Ele deu uma olhada panorâmica pela sala e achou que não parecia um ambiente adequado para os serviços prestados pela moça. Resolveu sentar-se, pode ser que ela tivesse algum fetiche diferente.

- Então – disse ela – o que o motivou a procurar o atendimento?

- Sabe o que é, linda. É que eu tenho muito apetite sexual.

- Mas acredita ser isso uma questão para o senhor? Isso atrapalha muito a sua vida?

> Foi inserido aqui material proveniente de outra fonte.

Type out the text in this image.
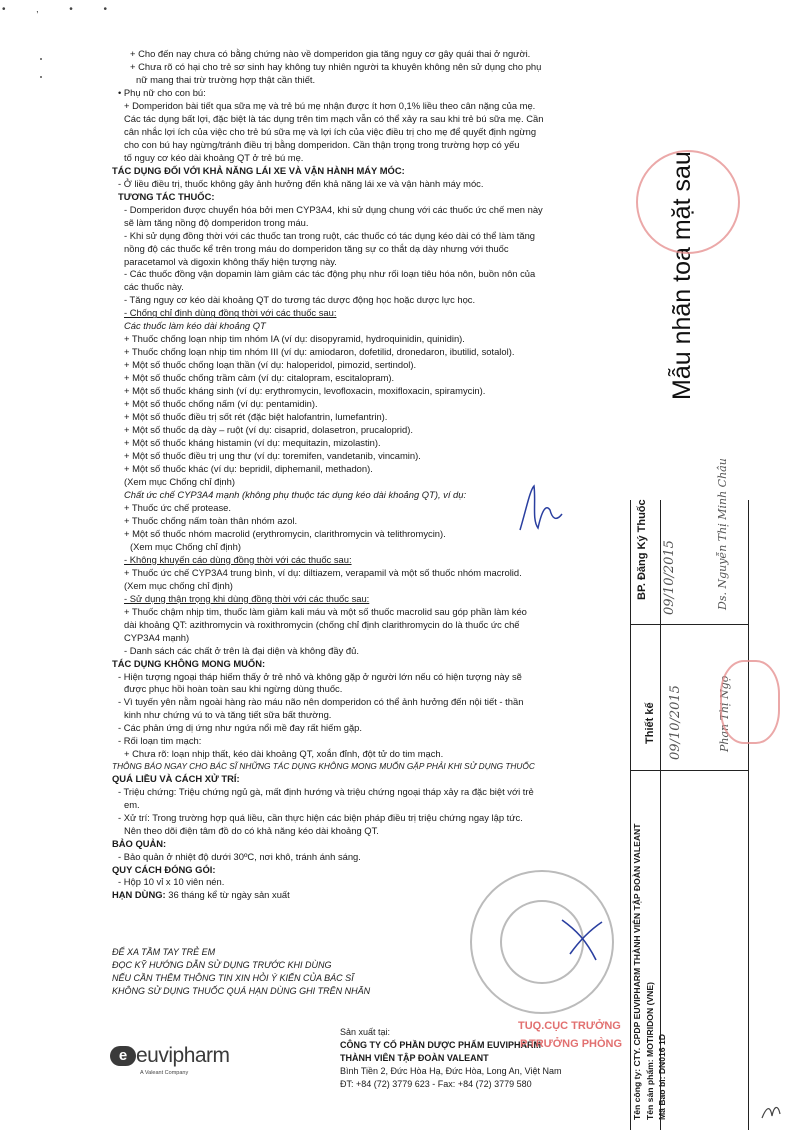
• ‚ • •
+ Cho đến nay chưa có bằng chứng nào về domperidon gia tăng nguy cơ gây quái thai ở người.
+ Chưa rõ có hại cho trẻ sơ sinh hay không tuy nhiên người ta khuyên không nên sử dụng cho phụ
nữ mang thai trừ trường hợp thật cần thiết.
• Phụ nữ cho con bú:
+ Domperidon bài tiết qua sữa mẹ và trẻ bú mẹ nhận được ít hơn 0,1% liều theo cân nặng của mẹ.
Các tác dụng bất lợi, đặc biệt là tác dụng trên tim mạch vẫn có thể xảy ra sau khi trẻ bú sữa mẹ. Cần
cân nhắc lợi ích của việc cho trẻ bú sữa mẹ và lợi ích của việc điều trị cho mẹ để quyết định ngừng
cho con bú hay ngừng/tránh điều trị bằng domperidon. Cần thận trọng trong trường hợp có yếu
tố nguy cơ kéo dài khoảng QT ở trẻ bú mẹ.
TÁC DỤNG ĐỐI VỚI KHẢ NĂNG LÁI XE VÀ VẬN HÀNH MÁY MÓC:
- Ở liều điều trị, thuốc không gây ảnh hưởng đến khả năng lái xe và vận hành máy móc.
TƯƠNG TÁC THUỐC:
- Domperidon được chuyển hóa bởi men CYP3A4, khi sử dụng chung với các thuốc ức chế men này
sẽ làm tăng nồng độ domperidon trong máu.
- Khi sử dụng đồng thời với các thuốc tan trong ruột, các thuốc có tác dụng kéo dài có thể làm tăng
nồng độ các thuốc kể trên trong máu do domperidon tăng sự co thắt dạ dày nhưng với thuốc
paracetamol và digoxin không thấy hiện tượng này.
- Các thuốc đồng vận dopamin làm giảm các tác động phụ như rối loạn tiêu hóa nôn, buồn nôn của
các thuốc này.
- Tăng nguy cơ kéo dài khoảng QT do tương tác dược động học hoặc dược lực học.
- Chống chỉ định dùng đồng thời với các thuốc sau:
Các thuốc làm kéo dài khoảng QT
+ Thuốc chống loạn nhịp tim nhóm IA (ví dụ: disopyramid, hydroquinidin, quinidin).
+ Thuốc chống loạn nhịp tim nhóm III (ví dụ: amiodaron, dofetilid, dronedaron, ibutilid, sotalol).
+ Một số thuốc chống loạn thần (ví dụ: haloperidol, pimozid, sertindol).
+ Một số thuốc chống trầm cảm (ví dụ: citalopram, escitalopram).
+ Một số thuốc kháng sinh (ví dụ: erythromycin, levofloxacin, moxifloxacin, spiramycin).
+ Một số thuốc chống nấm (ví dụ: pentamidin).
+ Một số thuốc điều trị sốt rét (đặc biệt halofantrin, lumefantrin).
+ Một số thuốc dạ dày – ruột (ví dụ: cisaprid, dolasetron, prucaloprid).
+ Một số thuốc kháng histamin (ví dụ: mequitazin, mizolastin).
+ Một số thuốc điều trị ung thư (ví dụ: toremifen, vandetanib, vincamin).
+ Một số thuốc khác (ví dụ: bepridil, diphemanil, methadon).
(Xem mục Chống chỉ định)
Chất ức chế CYP3A4 mạnh (không phụ thuộc tác dụng kéo dài khoảng QT), ví dụ:
+ Thuốc ức chế protease.
+ Thuốc chống nấm toàn thân nhóm azol.
+ Một số thuốc nhóm macrolid (erythromycin, clarithromycin và telithromycin).
(Xem mục Chống chỉ định)
- Không khuyến cáo dùng đồng thời với các thuốc sau:
+ Thuốc ức chế CYP3A4 trung bình, ví dụ: diltiazem, verapamil và một số thuốc nhóm macrolid.
(Xem mục chống chỉ định)
- Sử dụng thận trọng khi dùng đồng thời với các thuốc sau:
+ Thuốc chậm nhịp tim, thuốc làm giảm kali máu và một số thuốc macrolid sau góp phần làm kéo
dài khoảng QT: azithromycin và roxithromycin (chống chỉ định clarithromycin do là thuốc ức chế
CYP3A4 mạnh)
- Danh sách các chất ở trên là đại diện và không đầy đủ.
TÁC DỤNG KHÔNG MONG MUỐN:
- Hiện tượng ngoại tháp hiếm thấy ở trẻ nhỏ và không gặp ở người lớn nếu có hiện tượng này sẽ
được phục hồi hoàn toàn sau khi ngừng dùng thuốc.
- Vì tuyến yên nằm ngoài hàng rào máu não nên domperidon có thể ảnh hưởng đến nội tiết - thần
kinh như chứng vú to và tăng tiết sữa bất thường.
- Các phản ứng dị ứng như ngứa nổi mề đay rất hiếm gặp.
- Rối loạn tim mạch:
+ Chưa rõ: loạn nhịp thất, kéo dài khoảng QT, xoắn đỉnh, đột tử do tim mạch.
THÔNG BÁO NGAY CHO BÁC SĨ NHỮNG TÁC DỤNG KHÔNG MONG MUỐN GẶP PHẢI KHI SỬ DỤNG THUỐC
QUÁ LIỀU VÀ CÁCH XỬ TRÍ:
- Triệu chứng: Triệu chứng ngủ gà, mất định hướng và triệu chứng ngoại tháp xảy ra đặc biệt với trẻ
em.
- Xử trí: Trong trường hợp quá liều, cần thực hiện các biện pháp điều trị triệu chứng ngay lập tức.
Nên theo dõi điện tâm đồ do có khả năng kéo dài khoảng QT.
BẢO QUẢN:
- Bảo quản ở nhiệt độ dưới 30ºC, nơi khô, tránh ánh sáng.
QUY CÁCH ĐÓNG GÓI:
- Hộp 10 vỉ x 10 viên nén.
HẠN DÙNG: 36 tháng kể từ ngày sản xuất
ĐỂ XA TẦM TAY TRẺ EM
ĐỌC KỸ HƯỚNG DẪN SỬ DỤNG TRƯỚC KHI DÙNG
NẾU CẦN THÊM THÔNG TIN XIN HỎI Ý KIẾN CỦA BÁC SĨ
KHÔNG SỬ DỤNG THUỐC QUÁ HẠN DÙNG GHI TRÊN NHÃN
e euvipharm
A Valeant Company
Sản xuất tại:
CÔNG TY CỔ PHẦN DƯỢC PHẨM EUVIPHARM
THÀNH VIÊN TẬP ĐOÀN VALEANT
Bình Tiền 2, Đức Hòa Hạ, Đức Hòa, Long An, Việt Nam
ĐT: +84 (72) 3779 623 - Fax: +84 (72) 3779 580
Mẫu nhãn toa mặt sau
BP. Đăng Ký Thuốc 09/10/2015	Ds. Nguyễn Thị Minh Châu
Thiết kế 09/10/2015	Phan Thị Ngọ
Tên công ty: CTY. CPDP EUVIPHARM THÀNH VIÊN TẬP ĐOÀN VALEANT Tên sản phẩm: MOTIRIDON (VNE) Mã Bao bì: DN016 1D
TUQ.CỤC TRƯỞNG
P.TRƯỞNG PHÒNG
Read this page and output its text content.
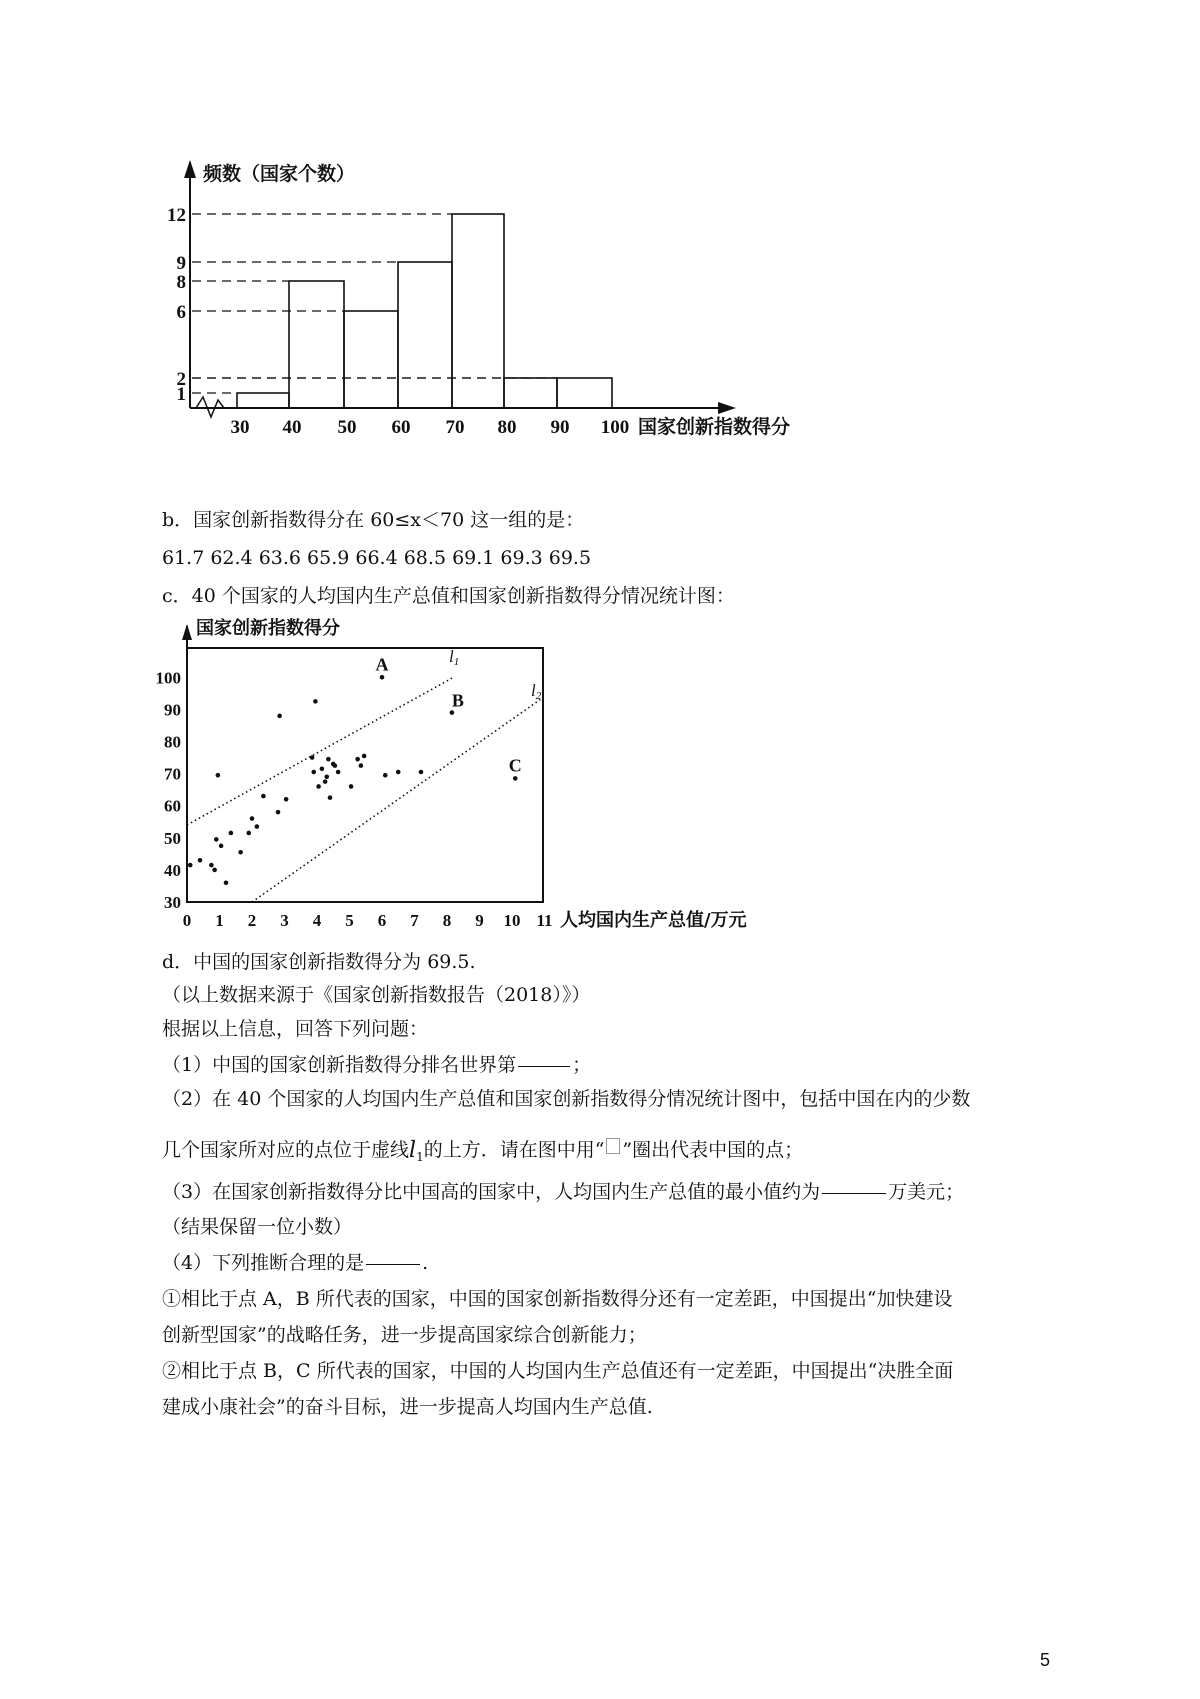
1
2
6
8
9
12
30 40 50 60 70 80 90 100
频数（国家个数）
国家创新指数得分
b．国家创新指数得分在 60≤x＜70 这一组的是：
61.7 62.4 63.6 65.9 66.4 68.5 69.1 69.3 69.5
c．40 个国家的人均国内生产总值和国家创新指数得分情况统计图：
30
40
50
60
70
80
90
100
0 1 2 3 4 5 6 7 8 9 10 11
l1
l2
A
B
C
国家创新指数得分
人均国内生产总值/万元
d．中国的国家创新指数得分为 69.5.
（以上数据来源于《国家创新指数报告（2018）》）
根据以上信息，回答下列问题：
（1）中国的国家创新指数得分排名世界第	；
（2）在 40 个国家的人均国内生产总值和国家创新指数得分情况统计图中，包括中国在内的少数
几个国家所对应的点位于虚线$l_1$的上方．请在图中用“ ”圈出代表中国的点；
（3）在国家创新指数得分比中国高的国家中，人均国内生产总值的最小值约为	万美元；
（结果保留一位小数）
（4）下列推断合理的是	.
①相比于点 A，B 所代表的国家，中国的国家创新指数得分还有一定差距，中国提出“加快建设
创新型国家”的战略任务，进一步提高国家综合创新能力；
②相比于点 B，C 所代表的国家，中国的人均国内生产总值还有一定差距，中国提出“决胜全面
建成小康社会”的奋斗目标，进一步提高人均国内生产总值.
5
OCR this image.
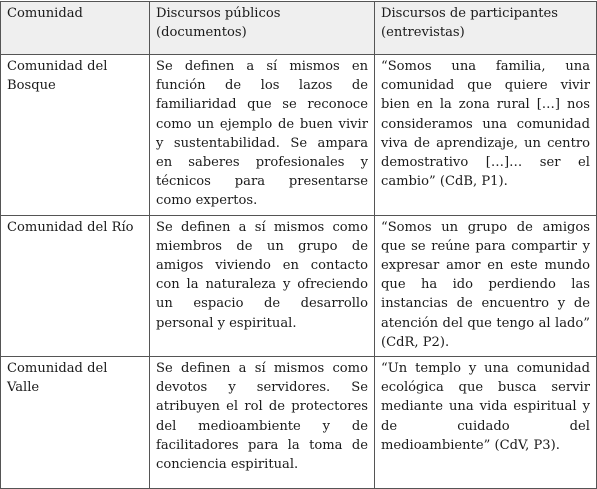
Comunidad	Discursos públicos (documentos)	Discursos de participantes (entrevistas)
Comunidad del Bosque	Se definen a sí mismos en función de los lazos de familiaridad que se reconoce como un ejemplo de buen vivir y sustentabilidad. Se ampara en saberes profesionales y técnicos para presentarse como expertos.	“Somos una familia, una comunidad que quiere vivir bien en la zona rural […] nos consideramos una comunidad viva de aprendizaje, un centro demostrativo […]… ser el cambio” (CdB, P1).
Comunidad del Río	Se definen a sí mismos como miembros de un grupo de amigos viviendo en contacto con la naturaleza y ofreciendo un espacio de desarrollo personal y espiritual.	“Somos un grupo de amigos que se reúne para compartir y expresar amor en este mundo que ha ido perdiendo las instancias de encuentro y de atención del que tengo al lado” (CdR, P2).
Comunidad del Valle	Se definen a sí mismos como devotos y servidores. Se atribuyen el rol de protectores del medioambiente y de facilitadores para la toma de conciencia espiritual.	“Un templo y una comunidad ecológica que busca servir mediante una vida espiritual y de cuidado del medioambiente” (CdV, P3).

Ele estava achando a conversa meio estranha, principalmente depois que ela colocou uns óculos de aro escuro. Olhou para o lado e avistou uma coleção de livros com a capa preta e precisou apertar os olhos para ler "Sigmund Freud". Ele sabia que esse tal de Freud falava de sexualidade. Empolgou-se ao pensar que a moça era uma especialista na coisa: "mas que sorte eu tive em ler este anúncio!". Mas já estava ficando impaciente com a distância entre eles. Levantou-se e aproximou-se dela.

- O senhor está com algum problema?? Exclamou ela, ao perceber o olhar luxurioso dele.

- Acho que você pode resolver todos os meus problemas, minha delícia!

- O que foi que o senhor disse?! Ponha-se já para fora daqui!!! Agora!!! Berrou ela.

Ele pensou em insistir, mas rapidamente desistiu, pois aquela mulher estava lhe parecendo muito excêntrica. Além do mais, pelo chiquê do lugar, deveria cobrar uma fortuna por um programa. Saiu meio estabanado porta afora e não reparou na pequena e discreta placa no muro cujo letreiro dizia:

Ψ Psicanalista Vânia Amaral

Foi embora praguejando a perda de tempo. Enquanto isso, a psicanalista lá dentro do consultório ainda estava indignada com a atitude do paciente: "Mas que transferência erótica! E assim na primeira sessão?". Sacou um dos livros de capa preta e abriu no texto "O amor de transferência".